The report notes that escalating trade tensions and inflationary pressures are pushing businesses to reevaluate their operations and real estate strategies. Many companies have paused expansion and adopted conservative hiring practices, particularly those in sectors reliant on exports or imported materials. Industries most affected by trade-related volatility include manufacturing, agriculture, and automotive.
Despite the challenging landscape, new types of industrial tenants have emerged in recent quarters, including clean energy firms, data center service providers focused on hardware salvage, and specialized cleaning companies. Still, core sectors such as logistics, third-party logistics, construction materials, and manufacturing continue to dominate leasing activity.
In the first quarter, industrial leasing activity rose 7.5% from the previous quarter, reaching 123.3 million square feet. Versatile mid-sized facilities—those ranging from 50,000 to 250,000 square feet—made up 43% of all leases, a sign of their consistent demand and lower volatility over the past five years. In contrast, demand for properties over 750,000 square feet has proven more cyclical and unpredictable.
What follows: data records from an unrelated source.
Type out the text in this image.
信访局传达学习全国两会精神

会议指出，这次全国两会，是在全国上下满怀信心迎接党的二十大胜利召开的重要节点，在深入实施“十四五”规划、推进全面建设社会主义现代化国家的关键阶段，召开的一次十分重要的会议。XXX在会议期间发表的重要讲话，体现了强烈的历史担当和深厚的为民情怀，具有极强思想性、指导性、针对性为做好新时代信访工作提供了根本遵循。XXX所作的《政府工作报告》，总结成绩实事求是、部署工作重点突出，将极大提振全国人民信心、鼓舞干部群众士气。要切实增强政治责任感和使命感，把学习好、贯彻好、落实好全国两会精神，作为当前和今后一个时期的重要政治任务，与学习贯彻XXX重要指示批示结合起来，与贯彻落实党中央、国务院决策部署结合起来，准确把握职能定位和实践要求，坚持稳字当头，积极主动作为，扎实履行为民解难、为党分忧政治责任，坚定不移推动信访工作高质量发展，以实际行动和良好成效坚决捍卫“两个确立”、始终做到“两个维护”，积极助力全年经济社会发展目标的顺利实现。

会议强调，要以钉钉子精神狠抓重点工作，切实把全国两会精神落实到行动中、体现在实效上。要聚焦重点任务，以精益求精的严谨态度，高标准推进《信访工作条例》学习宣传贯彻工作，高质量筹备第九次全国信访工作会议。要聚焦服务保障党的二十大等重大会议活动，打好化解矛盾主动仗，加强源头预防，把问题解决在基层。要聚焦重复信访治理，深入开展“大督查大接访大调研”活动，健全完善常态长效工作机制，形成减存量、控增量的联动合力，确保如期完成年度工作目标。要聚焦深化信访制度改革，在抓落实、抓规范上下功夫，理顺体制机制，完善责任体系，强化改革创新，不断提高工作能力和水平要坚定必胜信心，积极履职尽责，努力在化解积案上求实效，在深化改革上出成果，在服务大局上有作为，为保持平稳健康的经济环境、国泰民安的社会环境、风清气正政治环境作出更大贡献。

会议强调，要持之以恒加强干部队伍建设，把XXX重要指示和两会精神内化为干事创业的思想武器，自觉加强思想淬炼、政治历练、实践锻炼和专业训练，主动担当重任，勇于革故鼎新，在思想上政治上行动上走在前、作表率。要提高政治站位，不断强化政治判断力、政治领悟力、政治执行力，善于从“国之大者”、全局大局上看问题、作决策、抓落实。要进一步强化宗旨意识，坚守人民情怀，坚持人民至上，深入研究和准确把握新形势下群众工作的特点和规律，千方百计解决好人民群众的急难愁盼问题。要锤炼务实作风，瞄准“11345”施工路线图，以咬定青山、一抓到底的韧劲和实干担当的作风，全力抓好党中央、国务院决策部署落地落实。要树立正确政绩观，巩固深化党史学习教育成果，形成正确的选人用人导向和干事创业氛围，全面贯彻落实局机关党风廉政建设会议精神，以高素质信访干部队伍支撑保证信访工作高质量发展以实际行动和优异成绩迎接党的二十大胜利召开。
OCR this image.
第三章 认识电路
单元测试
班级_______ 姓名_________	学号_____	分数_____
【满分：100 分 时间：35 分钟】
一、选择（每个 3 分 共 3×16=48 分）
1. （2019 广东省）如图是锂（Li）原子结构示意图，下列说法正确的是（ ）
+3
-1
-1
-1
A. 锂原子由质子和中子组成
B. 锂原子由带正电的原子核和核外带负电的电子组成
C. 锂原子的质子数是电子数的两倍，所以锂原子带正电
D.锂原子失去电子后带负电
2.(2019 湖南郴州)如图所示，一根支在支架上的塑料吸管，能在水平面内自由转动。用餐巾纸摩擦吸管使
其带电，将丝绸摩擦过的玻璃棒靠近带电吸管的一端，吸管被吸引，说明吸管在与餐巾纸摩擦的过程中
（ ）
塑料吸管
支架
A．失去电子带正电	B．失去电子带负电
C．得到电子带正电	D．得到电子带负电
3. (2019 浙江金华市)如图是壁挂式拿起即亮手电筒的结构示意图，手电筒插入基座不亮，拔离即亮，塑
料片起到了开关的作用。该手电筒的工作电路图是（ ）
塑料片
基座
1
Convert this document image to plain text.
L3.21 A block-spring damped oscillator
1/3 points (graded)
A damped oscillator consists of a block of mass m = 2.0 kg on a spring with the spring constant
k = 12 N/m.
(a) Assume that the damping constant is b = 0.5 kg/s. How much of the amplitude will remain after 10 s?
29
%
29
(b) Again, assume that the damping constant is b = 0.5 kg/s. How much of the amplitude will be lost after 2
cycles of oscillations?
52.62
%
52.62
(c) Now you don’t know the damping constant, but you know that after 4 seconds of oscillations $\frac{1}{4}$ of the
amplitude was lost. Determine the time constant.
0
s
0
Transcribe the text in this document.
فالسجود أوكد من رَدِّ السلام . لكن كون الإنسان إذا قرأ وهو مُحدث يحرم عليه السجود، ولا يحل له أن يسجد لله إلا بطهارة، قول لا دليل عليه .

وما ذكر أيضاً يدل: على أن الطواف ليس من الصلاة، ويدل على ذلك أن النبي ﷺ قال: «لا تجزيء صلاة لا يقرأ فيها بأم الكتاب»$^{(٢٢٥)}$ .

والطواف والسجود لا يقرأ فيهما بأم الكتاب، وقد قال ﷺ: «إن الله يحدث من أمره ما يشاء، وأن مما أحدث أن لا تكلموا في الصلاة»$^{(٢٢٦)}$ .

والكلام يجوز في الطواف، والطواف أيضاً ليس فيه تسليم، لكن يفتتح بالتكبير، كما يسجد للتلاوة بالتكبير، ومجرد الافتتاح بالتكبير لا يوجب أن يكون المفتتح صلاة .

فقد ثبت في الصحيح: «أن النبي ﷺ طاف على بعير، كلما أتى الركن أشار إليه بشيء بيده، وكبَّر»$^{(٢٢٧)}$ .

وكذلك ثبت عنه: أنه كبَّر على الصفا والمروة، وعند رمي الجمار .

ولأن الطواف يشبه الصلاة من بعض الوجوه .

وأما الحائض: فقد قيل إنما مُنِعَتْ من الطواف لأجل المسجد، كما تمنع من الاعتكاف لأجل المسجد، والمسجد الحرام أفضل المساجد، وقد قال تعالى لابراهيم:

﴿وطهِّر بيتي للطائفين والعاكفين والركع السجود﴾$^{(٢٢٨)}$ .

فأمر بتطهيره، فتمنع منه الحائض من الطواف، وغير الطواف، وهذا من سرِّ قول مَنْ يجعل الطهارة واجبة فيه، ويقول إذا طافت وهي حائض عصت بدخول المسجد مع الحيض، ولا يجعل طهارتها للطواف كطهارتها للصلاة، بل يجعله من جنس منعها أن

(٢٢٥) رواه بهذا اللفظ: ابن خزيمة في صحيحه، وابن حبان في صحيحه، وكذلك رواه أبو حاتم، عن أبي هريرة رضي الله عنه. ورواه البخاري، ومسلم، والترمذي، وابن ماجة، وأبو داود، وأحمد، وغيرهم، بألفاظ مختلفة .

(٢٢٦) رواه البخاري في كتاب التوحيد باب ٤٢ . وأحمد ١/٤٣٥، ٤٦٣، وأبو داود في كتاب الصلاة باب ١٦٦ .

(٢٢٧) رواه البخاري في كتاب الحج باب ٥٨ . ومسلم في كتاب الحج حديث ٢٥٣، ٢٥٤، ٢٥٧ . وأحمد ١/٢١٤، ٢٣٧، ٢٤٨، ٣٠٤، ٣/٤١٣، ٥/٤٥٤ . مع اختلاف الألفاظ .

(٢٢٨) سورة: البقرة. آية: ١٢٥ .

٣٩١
The overall vacancy rate edged up to 7.3%, increasing by 20 basis points from the previous quarter due to continued deliveries of unoccupied space. However, net absorption saw a year-over-year jump of 43.4%, totaling 40 million square feet, supported by robust leasing activity and several large build-to-suit move-ins. The automotive sector played a major role in this growth, accounting for 4.3 million square feet, with Tesla occupying 2.3 million in Texas and Toyota opening a two-million-square-foot battery plant in North Carolina.
While the influx of vacant buildings has temporarily pushed vacancy rates higher, JLL expects this trend to be short-lived. Industrial deliveries held steady at 79.6 million square feet from the prior quarter, but the pipeline has shrunk nearly 30% year-over-year to 253.2 million square feet—the lowest level since 2015. Of that, nearly 87% is expected to be delivered within the year.
Meanwhile, the report highlights an urgent need to modernize U.S. manufacturing infrastructure, noting that the average facility is over 50 years old. Manufacturing buildings now represent 16% of the current industrial pipeline—a 14.2% increase year-over-year. New leasing activity in this sector also rose 17.4% quarter-over-quarter, indicating renewed investment in production space.